In a notable decision interpreting the March 2020 Coronavirus Aid, Relief, and Economic Security (CARES) Act, the Bankruptcy Court for the Middle District of Alabama held that Chapter 13 debtors behind on their payments before March 2020 may seek modification of their plan if they suffered from COVID-19 related financial distress.
In In re Fowler, No. 16-31791; In re Lewis, No. 19-32243, 2020 WL 6701366 (Bankr. M.D. Ala. Nov. 13, 2020), Bankruptcy Judge William R. Sawyer held that there are only two hurdles to receive modification protections under the CARES Act: (1) The plan was decided before March 27, 2020, and (2) the debtor is “experiencing or has experienced a material financial hardship due, directly or indirectly, to COVID-19.” The opinion therefore provides a basis for borrowers to argue that the CARES Act is available not only to those who were current on their plans when the pandemic hit but also those who were in default before the pandemic.

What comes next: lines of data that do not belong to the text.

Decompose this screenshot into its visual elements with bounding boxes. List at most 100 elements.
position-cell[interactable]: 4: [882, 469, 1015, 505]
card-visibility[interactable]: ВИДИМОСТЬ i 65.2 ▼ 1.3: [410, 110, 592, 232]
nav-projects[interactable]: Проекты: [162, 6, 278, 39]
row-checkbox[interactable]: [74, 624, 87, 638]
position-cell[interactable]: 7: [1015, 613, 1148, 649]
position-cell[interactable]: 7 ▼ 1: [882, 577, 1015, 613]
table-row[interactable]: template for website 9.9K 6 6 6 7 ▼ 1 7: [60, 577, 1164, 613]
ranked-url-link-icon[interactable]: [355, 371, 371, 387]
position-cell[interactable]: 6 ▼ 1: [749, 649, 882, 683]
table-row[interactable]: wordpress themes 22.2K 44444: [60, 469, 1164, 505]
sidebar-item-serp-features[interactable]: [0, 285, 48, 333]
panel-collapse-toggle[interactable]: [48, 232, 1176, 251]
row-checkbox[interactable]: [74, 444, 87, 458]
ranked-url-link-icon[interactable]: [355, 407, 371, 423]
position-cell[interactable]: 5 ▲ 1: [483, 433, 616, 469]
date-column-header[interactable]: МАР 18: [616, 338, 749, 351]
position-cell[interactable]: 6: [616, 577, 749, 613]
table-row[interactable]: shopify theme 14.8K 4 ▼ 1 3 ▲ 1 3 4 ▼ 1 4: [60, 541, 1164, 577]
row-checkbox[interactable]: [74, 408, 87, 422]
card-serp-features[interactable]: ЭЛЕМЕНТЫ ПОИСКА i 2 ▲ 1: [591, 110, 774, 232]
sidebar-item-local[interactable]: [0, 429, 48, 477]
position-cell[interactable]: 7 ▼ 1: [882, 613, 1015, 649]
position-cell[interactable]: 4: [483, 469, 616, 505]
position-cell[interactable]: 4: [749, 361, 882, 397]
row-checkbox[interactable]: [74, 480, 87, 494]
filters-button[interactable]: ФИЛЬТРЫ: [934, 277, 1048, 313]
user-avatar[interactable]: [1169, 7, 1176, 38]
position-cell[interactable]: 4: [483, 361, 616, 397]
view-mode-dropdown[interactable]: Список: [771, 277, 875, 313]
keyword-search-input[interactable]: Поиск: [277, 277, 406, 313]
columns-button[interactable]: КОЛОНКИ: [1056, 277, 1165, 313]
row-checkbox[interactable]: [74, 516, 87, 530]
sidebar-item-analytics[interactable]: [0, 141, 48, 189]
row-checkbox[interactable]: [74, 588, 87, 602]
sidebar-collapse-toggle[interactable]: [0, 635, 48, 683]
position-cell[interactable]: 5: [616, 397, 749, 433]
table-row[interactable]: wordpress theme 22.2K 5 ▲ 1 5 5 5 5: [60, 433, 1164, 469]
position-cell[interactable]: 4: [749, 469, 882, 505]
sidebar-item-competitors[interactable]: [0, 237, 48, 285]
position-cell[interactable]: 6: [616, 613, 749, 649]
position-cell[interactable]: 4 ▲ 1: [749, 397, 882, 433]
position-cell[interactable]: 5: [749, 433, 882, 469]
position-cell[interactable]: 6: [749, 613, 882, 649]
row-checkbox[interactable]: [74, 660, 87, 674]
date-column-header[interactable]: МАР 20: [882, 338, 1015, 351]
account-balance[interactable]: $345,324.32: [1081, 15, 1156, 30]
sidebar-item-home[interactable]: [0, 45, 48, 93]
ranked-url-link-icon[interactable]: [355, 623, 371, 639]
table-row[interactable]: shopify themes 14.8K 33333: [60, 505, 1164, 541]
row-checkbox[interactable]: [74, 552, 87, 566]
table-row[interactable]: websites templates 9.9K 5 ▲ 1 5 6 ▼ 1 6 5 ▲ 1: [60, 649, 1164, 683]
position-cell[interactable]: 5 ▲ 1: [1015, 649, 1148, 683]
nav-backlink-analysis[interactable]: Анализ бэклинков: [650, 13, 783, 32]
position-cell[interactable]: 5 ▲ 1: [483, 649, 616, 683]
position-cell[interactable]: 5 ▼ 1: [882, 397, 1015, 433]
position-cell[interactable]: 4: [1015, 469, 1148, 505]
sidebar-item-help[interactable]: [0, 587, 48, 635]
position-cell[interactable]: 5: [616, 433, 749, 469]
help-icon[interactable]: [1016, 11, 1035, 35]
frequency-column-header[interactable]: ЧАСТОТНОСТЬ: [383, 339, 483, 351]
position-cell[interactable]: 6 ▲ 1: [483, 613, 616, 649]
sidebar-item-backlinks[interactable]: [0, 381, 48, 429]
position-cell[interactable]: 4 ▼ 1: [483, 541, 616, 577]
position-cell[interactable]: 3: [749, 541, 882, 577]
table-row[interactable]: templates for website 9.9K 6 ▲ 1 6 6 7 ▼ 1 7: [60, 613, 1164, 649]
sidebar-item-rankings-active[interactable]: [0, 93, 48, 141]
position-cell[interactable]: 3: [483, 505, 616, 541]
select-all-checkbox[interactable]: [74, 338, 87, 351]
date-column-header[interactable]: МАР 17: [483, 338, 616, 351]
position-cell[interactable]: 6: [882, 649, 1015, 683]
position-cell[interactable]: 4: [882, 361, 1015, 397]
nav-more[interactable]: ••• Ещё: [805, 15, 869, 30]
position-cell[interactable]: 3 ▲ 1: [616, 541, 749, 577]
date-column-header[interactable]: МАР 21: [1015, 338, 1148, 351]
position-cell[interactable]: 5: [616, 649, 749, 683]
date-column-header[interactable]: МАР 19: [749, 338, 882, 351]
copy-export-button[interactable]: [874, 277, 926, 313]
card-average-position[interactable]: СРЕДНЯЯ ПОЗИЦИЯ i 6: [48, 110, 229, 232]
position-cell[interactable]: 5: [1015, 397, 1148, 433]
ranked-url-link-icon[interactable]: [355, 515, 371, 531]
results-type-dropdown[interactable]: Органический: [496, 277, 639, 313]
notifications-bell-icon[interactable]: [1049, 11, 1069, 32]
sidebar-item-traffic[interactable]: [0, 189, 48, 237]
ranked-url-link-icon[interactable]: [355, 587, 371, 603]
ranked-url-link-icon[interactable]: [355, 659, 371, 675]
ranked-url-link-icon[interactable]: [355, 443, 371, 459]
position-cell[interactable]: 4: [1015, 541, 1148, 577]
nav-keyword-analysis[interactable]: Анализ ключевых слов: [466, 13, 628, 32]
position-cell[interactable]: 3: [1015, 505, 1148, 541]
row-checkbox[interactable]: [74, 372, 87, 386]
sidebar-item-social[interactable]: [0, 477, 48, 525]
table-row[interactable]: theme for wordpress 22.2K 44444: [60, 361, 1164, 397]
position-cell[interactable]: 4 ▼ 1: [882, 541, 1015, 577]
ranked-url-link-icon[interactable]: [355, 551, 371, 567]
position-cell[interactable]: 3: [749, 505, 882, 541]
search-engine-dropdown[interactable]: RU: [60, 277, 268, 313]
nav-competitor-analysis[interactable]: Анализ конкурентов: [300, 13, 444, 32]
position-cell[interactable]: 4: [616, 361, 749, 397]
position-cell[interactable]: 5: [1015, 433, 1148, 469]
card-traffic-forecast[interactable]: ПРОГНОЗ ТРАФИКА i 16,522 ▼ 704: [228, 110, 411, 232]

The case involved two Chapter 13 filings where individuals were in default on their payments before the coronavirus pandemic hit. The first concerned Consoella Randolph Fowler, who filed a Chapter 13 Petition for Relief in 2016 and had her Chapter 13 plan confirmed in September 2016. Nonetheless, in September 2019, a motion to dismiss her case was filed due to her missed payments. The hearing was continued to monitor Fowler’s payment progress. In August 2020, Fowler moved for modification protection under the CARES Act, requesting a lower payment amount and frequency of payments, as well as an extension in the length of her plan. The modification request did not seek to reduce the amount of money owed. Fowler was on a fixed income but argued that she had increased expenses after the pandemic due to the need to take care of sick family members. But for Fowler’s default, she would have completed her plan before the CARES Act was enacted.
The second matter involved Anbrial Alexis Lewis, who filed a Chapter 13 Petition for Relief in 2019 and had her plan confirmed in December 2019. However, in June 2020 the trustee filed a motion to dismiss her case due to missed payments. Lewis responded that her lapse in payments was due to her reduction in hours resulting from the COVID-19 pandemic. In August 2020, Lewis moved to modify her plan under the CARES Act, requesting a lower payment and an extension in the length of her plan. The requested modification did not reduce the amount of money owed.
In both cases, the trustee objected to the plan modification, in part, due to the debtor’s pre-pandemic defaults.
The court found that both cases were afforded modification rights under the CARES Act because the borrowers both had established plans before March 2020 and were suffering material financial hardships due to the pandemic. Fowler’s financial hardship was indirect, but nevertheless present. Her fixed income did not alter the analysis. On the other hand, Lewis’ financial hardship was direct. Although the trustees objected to the plan modifications based on the debtor’s pre-pandemic defaults, the court found this to be imposing a third requirement to modification under the CARES Act that doesn’t exist. In reaching this conclusion, Judge Sawyer stated “[i]f Congress intended to limit § 1329(d) modification to debtors who were current on their plan payments prior to the enactment of the CARES Act, it certainly could have done so, but the plain language of the CARES Act does not contain such a restriction.”
Even if a Chapter 13 debtor was in default before the COVID-19 pandemic, the CARES Act modification protections may still apply. This could allow debtors to modify their plans and extend them for up to seven years from the due date of their first payment under the original plan.